Ob verwaiste Krankenhäuser, Psychiatrien, Altersheime oder wie hier Gefängnisse, - sie locken Freunde paranormaler Erscheinungen massenweise an und faszinieren durch ihre größtenteils düstere Aura. Das zum Erbrechen überstrapazierte Stilmittel der wackeligen Handkamera lässt Regisseur Andrew P. Jones zwar außen vor, doch rein inhaltlich bietet er nichts, was den interessierten Gruselfilmfreund das Fürchten lehren könnte.

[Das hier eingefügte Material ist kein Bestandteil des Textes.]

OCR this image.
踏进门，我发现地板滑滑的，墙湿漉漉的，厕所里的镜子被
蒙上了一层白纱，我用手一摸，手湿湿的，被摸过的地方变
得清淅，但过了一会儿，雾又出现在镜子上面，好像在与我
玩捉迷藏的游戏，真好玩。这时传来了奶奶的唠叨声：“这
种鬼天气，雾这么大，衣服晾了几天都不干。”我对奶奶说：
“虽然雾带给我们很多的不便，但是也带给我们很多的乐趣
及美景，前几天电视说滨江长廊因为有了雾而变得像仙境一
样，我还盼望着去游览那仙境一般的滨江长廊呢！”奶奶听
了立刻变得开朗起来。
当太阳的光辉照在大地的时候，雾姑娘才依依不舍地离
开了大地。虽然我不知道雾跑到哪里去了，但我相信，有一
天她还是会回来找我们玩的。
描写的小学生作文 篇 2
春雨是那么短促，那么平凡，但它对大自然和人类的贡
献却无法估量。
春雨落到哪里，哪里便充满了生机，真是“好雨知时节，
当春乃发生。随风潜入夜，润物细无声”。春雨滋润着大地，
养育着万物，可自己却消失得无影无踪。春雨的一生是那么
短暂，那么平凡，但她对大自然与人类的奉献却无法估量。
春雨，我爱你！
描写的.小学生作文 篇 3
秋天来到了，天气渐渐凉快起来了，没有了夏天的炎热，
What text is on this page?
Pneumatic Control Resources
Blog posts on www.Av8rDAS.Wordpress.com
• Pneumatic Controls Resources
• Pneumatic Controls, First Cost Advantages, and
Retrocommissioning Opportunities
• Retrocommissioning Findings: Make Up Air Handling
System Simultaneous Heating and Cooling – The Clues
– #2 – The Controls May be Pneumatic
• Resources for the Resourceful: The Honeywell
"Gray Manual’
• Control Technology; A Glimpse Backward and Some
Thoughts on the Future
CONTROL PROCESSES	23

Das vierköpfige TV-Team der Reality-Show "Geister im Visier" muss mit sinkenden Quoten kämpfen, eine Abmahnung ihrer Produzentin (Dee Wallace in einer kleinen Gastrolle) gibt ihnen beinahe den Rest. Da erscheint ein alter Kauz und bittet das Team um Joel und Kate um Hilfe: Im verlassenen Freeling Gefängnis sollen Dämonen umgehen, doch sei es bislang niemandem gelungen, diese auch nur ansatzweise dingfest zu machen. Voller Vorfreude lassen sich die Reporter auf eine Nacht im Gefängnis ein...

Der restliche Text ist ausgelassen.